— Чего? — опять крикнул чубатый, — п-шол!
— Кто это? — срывающимся голосом спросил Степа.
— А тебе што? — ехидно сказал чубатый, — родня он тебе или хто? Братан може? А?
Бандит в бурке почесал колючую щетину на подбородке и рассудительно заметил:
— Вздернули комиссара и ладно, — сказал он, — жидом меньше стало. Им, пархатым, так и надо. А не все ли равно, кто: Ицка или Хацка? Один черт. Верно?
Он нахлестался еще с утра, бандит в бурке, но разбирать его только сейчас начало. Пьянел он чудно: то станет добродушно-словоохотливым, как девяностолетний дед, то серьезно-рассудительным, как умный отец. Это было непохоже на него и смешно. После того, как он по-отцовски серьезно объяснил Степе о комиссарах, на него нашла словоохотливость доброго деда. Он скреб небритый подбородок и говорил, ни к кому, собственно, не обращаясь, а так, не то про себя, не то всем добрым людям вообще.
— Мы их, комиссаров-то, ротами резали, — невнятно, будто со сна, говорил он, — выстроишь их, как на параде, босую команду, — сапоги-то мы снимали, чего им пропадать, сапогам-то? — и скажешь им, бывало, по-сердешному скажешь: «Молитесь, сволочи, богу, перед смертью-то хоть помолитесь».
Тут кто как: кто молчит, сумный, сволочь, пальцы от обиды кусает, а молчит, а кто лается, кроет нас, паскуда, нехорошими словами: «бандиты, дескать, палачи». Хватишь его по голове наганом — угомонится. А на остальных пулемет наставишь — и под гребенку. Так-так-так-так. Чисто. А могила-то готова. Сами себе, голубчики, могилу рыли. Мы по-ихнему, по-камунистически, делали: «кто не работал, тот и не лопай». Верно?
— Иди к лешему, — недовольно проворчал чубатый, — чего распелся?

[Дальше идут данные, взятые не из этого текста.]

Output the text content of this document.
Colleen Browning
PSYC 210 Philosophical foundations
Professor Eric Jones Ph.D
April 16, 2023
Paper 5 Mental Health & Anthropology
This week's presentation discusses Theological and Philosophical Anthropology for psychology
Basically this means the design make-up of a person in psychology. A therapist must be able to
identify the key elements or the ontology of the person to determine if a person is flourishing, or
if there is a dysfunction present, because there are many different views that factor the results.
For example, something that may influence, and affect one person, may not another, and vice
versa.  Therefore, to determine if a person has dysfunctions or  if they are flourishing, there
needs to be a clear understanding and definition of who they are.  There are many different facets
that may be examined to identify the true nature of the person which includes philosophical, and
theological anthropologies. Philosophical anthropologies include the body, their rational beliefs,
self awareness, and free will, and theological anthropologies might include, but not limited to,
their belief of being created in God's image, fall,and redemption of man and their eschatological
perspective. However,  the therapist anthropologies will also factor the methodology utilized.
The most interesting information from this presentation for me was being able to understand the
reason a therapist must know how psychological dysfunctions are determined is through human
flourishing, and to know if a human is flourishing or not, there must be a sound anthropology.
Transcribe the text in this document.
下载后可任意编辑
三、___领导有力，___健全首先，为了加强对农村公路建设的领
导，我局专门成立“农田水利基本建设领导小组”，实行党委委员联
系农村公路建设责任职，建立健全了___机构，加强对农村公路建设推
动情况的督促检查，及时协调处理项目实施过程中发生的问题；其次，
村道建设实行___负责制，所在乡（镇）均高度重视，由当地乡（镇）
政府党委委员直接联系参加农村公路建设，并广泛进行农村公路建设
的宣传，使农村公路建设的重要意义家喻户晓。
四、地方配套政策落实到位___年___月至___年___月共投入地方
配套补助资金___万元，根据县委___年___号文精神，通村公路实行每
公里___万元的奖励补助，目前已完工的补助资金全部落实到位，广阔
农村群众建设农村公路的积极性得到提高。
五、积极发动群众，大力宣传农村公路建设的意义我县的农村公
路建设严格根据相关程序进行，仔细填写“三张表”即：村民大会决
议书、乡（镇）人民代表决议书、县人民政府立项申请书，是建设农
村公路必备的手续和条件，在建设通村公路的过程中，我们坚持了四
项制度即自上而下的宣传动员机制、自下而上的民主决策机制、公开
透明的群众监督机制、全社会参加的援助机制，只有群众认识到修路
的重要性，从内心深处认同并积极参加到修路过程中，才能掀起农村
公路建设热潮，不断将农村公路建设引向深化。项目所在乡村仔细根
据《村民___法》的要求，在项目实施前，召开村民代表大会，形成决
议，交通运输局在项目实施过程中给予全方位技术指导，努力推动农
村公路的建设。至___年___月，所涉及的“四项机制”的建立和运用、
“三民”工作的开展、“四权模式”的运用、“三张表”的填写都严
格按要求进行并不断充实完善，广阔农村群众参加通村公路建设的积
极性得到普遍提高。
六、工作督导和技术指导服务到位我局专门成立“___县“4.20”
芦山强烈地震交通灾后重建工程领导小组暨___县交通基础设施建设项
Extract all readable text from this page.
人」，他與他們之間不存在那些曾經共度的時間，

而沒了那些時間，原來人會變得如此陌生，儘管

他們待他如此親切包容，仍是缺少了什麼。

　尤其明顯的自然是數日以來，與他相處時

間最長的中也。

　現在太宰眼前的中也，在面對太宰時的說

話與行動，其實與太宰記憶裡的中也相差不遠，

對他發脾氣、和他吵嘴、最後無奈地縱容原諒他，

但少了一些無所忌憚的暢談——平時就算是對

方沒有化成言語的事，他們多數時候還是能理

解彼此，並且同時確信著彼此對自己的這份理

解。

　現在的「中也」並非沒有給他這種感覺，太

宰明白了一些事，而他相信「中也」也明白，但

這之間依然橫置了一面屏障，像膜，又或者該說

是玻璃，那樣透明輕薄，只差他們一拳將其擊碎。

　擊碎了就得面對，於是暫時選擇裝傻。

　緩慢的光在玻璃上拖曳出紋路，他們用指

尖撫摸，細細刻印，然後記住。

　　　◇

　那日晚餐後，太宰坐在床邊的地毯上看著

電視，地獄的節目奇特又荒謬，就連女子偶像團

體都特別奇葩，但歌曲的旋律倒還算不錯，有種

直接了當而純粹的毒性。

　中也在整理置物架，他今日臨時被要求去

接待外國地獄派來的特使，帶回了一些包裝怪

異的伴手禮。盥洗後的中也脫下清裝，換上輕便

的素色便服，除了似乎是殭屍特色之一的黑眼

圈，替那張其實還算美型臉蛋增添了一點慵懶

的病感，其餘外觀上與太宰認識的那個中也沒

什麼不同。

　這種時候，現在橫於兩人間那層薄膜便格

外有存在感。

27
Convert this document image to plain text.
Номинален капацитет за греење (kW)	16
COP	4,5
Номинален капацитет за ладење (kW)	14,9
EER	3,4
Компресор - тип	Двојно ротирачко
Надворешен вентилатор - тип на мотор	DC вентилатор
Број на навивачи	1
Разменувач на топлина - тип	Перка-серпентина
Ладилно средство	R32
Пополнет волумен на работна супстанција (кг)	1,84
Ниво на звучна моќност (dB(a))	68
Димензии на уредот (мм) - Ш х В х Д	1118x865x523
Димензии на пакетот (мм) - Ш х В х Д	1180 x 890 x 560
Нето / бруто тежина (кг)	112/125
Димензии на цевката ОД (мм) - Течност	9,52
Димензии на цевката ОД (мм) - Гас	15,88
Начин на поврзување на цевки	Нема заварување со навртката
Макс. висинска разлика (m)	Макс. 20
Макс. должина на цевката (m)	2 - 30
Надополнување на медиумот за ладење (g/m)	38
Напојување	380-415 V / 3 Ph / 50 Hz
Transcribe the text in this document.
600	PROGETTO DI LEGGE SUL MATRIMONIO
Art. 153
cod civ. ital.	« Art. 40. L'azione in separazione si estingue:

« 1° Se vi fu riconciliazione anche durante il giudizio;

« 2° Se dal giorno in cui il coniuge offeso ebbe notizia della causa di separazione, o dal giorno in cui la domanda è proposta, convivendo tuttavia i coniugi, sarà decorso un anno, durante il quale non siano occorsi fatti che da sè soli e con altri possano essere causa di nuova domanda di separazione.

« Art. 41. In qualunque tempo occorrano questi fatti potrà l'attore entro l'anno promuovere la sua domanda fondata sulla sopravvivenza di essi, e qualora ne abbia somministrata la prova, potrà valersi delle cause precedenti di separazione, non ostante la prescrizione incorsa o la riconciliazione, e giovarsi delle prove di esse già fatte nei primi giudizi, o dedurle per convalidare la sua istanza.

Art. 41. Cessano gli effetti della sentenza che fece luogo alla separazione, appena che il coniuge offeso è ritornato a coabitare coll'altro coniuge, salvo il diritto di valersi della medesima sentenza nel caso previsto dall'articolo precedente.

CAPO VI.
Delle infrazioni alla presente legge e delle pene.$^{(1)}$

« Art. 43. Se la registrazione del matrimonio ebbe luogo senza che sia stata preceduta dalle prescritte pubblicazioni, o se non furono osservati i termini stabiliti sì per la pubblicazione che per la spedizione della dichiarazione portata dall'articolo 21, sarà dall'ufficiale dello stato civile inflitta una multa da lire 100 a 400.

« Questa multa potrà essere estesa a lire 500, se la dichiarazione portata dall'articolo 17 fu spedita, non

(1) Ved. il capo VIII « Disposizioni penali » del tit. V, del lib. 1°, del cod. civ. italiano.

— Ты, Гришка, меня лешим не пугай, — бандит в бурке ткнул себя в грудь большим пальцем. — Я и сам может лешему брат. Во! Кумовья мы с ним, детей у ведьмак крестили. Во! — Он захихикал. — Я его, хрена, в бороду целовал, а он по мне хвостом щелкал. Ги-ги-ги.
— Оно и видать! — крикнул чубатый и захохотал.
Бандит в бурке круглыми, как у совы, глазами уставился на чубатого. Он окончательно осоловел.
— Что видать? Ничего не видать, — бормотал он, — ничего, браток, не видать. Ни черта. Брешешь ты все, Гришка. Собака ты, псина, а не друх. Что видать? Ну? Ничего не видать. Ни черта.
Он клюнул носом, очухался и забормотал опять:
— Видать… видать… что видать? Ничего не видать.
Он опустил поводья, подбородком прижался к бурке и задремал. На счастье, конь у него был смирный, не то бы он давно свалился.
А чубатому надоело наконец без толку кружить по улицам и переулкам.
— Ты нас, ссука, куды завел? — сказал он. — Где она улица твоя, ну?
— Вот она, — сказал Степа.
Синагогальная улица — холмистая, кривая — была рядом. На углу стоял огромный дом, домина, с высоко прорубленными узкими окнами. Синагога. И странно: по Пробойной, на слободе, везде и всюду люди наглухо закрыли ставни, заперли двери и засели на всякий случай в подполье. А в синагоге было битком набито, окна распахнуты, дверь настежь. Старинное обыкновение, средневековое: в часы тревог, смут, погромов забираться всем миром в синагогу и смерть встретить не в одиночку, а вместе. В синагоге молились. Молились громко, с завыванием, с криком. Женщины плакали.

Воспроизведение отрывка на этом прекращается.